El entorno no ayuda a despejar la industrialización de las falsedades a conveniencia repetidas con aplomo. En parte por la saturación de lo que ahora se llaman “contenidos”, fragmentos que fluyen por las pantallas de teléfonos -desde videos editados para TikTok hasta memes difundidos en Twitter- y en parte por la velocidad de circulación que sostienen. Nada parece estar hecho para fijar nuestra concentración por más de un par de minutos. En este ambiente los temas de interés escurren sin jerarquías ni orden en una secuencia infinita dominada por la burla y la indignación sucesiva que provocan. Nuestra percepción del paso del tiempo, además, ha estado alterada por una pandemia que nos atrapó en un día de la marmota que no termina, pero que nos consume. Esas son las condiciones ripiosas en las que el proceso constitucional se ha desarrollado. Otros tantos obstáculos han surgido gracias a la impericia, irresponsabilidad y torpeza de algunos de sus miembros, que han hecho de sus causas un álbum esperpéntico de frivolidades. Muchos otros estorbos han sido dispuestos por quienes jamás estuvieron a favor de que la Convención Constituyente existiera.

Cuando en el futuro alguien escriba la historia del proceso en curso podrá establecer la manera en que las críticas al trabajo de la Convención cambiaban según el momento, constatando que los argumentos para atacarla podían invertirse como un guante, que, según la circunstancia o la coyuntura, podía ser usado al derecho o al revés. Por ejemplo, quienes en un inicio demandaban un texto constitucional simple y breve, ilustrando su aspiración con la referencia al texto de Estados Unidos, hacia el final de la redacción del texto exigían todo tipo de precisiones, alertando que las posibilidades más descabelladas podían ocurrir si no se especificaba en detalle el alcance de cada frase. Lo que se juzgaba como ideal hacía un año, con el paso de los meses se convirtió en amenazante. Un mes los dos tercios de quórum eran fundamentales para asegurar estabilidad, al siguiente representan un candado que daña la democracia.

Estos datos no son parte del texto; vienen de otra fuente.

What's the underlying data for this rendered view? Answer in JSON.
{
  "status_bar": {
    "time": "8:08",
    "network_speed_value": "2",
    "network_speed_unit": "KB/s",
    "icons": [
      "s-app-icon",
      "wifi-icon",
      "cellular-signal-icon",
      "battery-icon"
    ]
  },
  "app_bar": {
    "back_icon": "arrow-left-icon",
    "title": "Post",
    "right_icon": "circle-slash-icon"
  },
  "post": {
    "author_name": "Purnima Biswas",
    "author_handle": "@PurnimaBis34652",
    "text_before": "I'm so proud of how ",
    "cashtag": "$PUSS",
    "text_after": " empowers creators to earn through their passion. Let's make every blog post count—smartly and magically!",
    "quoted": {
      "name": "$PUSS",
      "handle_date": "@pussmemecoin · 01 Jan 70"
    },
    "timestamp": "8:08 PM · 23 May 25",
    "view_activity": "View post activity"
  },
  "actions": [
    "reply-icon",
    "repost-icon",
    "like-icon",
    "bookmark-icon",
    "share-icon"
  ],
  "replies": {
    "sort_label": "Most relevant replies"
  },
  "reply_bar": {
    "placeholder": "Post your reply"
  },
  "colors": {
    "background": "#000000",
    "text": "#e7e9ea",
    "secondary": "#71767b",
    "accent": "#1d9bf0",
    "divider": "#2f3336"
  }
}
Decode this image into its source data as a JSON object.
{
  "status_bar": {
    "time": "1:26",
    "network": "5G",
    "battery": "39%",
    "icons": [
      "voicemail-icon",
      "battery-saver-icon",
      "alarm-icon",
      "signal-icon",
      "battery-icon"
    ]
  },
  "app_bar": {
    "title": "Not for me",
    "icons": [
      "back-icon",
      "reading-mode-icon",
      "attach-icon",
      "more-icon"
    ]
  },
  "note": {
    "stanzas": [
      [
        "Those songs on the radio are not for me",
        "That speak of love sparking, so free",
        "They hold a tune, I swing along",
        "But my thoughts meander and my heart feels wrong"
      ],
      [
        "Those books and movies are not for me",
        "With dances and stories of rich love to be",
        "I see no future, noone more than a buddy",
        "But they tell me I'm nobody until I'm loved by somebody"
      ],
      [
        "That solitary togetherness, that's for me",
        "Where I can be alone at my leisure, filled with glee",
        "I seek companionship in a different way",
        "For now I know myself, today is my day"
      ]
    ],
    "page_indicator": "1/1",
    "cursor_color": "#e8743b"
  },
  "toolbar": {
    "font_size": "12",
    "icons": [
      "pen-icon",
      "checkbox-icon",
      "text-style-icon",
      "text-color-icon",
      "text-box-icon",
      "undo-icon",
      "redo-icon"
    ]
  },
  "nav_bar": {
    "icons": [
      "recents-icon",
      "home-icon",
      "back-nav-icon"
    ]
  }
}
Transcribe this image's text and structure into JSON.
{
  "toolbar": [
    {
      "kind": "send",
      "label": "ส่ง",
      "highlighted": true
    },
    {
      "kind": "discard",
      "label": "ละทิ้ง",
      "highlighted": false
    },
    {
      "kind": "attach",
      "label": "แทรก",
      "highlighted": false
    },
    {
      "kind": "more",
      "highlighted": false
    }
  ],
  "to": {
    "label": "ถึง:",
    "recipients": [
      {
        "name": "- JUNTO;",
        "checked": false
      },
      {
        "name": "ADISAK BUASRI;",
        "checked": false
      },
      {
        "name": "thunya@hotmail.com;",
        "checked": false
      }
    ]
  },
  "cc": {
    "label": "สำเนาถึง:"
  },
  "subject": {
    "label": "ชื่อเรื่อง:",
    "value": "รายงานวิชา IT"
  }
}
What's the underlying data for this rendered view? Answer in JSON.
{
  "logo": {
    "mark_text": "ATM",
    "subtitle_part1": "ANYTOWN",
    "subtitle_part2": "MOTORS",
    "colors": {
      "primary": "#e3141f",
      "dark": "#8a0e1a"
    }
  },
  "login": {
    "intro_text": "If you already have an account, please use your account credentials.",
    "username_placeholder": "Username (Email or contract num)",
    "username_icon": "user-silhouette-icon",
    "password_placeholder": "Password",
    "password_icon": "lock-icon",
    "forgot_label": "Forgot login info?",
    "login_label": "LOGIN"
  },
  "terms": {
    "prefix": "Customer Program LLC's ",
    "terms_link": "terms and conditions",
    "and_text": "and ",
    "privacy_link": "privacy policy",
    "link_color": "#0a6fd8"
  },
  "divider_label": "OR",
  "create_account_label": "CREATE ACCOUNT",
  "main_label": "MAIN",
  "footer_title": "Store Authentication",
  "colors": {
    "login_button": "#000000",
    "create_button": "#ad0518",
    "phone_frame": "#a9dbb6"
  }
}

Los mismos dirigentes políticos que hace tres años consideraban que la Constitución no tenía relevancia alguna para la vida de las personas, y que, por lo tanto, no era necesario reformarla, hoy recurren con insistencia a la metáfora de la “casa de todos” para referirse a ella, enfatizando la necesidad de que el ser hogar debe diseñado por expertos certificados en privado, y no por un grupo de personas elegidas después de un plebiscito. Esto último, para ellos, es similar a una dictadura. Aunque entre los constituyentes elegidos hubiera más de 50 abogados y abogadas, varios de ellos constitucionalistas, y todos estuvieran, a su vez, asesorados por un contingente de expertos, eso no se comparaba al ideal del petit comité más acorde con sus anhelos. El texto borrador pasó de ser muy largo, a ser demasiado corto; de no contener derechos que sí contenía, como el de propiedad, a tenerlos contemplados, pero sin la lista de bienes bien especificadas; de quejarse por el uso de expresiones poco frecuentes -como pueblos preexistentes- a quejarse por reemplazar ese concepto por otro de uso común como lo es pueblos indígenas. Repentinamente garantizar el derecho a reunión en una propiedad privada era visto como el primer paso para promover la ocupación de casas ajenas.

Más que un ánimo de construcción, lo que ha quedado demostrado es la voluntad de crear una tormenta en medio de una tempestad y más que aportar una mirada crítica discrepante y franca, lo que se ha sembrado es confusión gratuita, dañina y mal intencionada.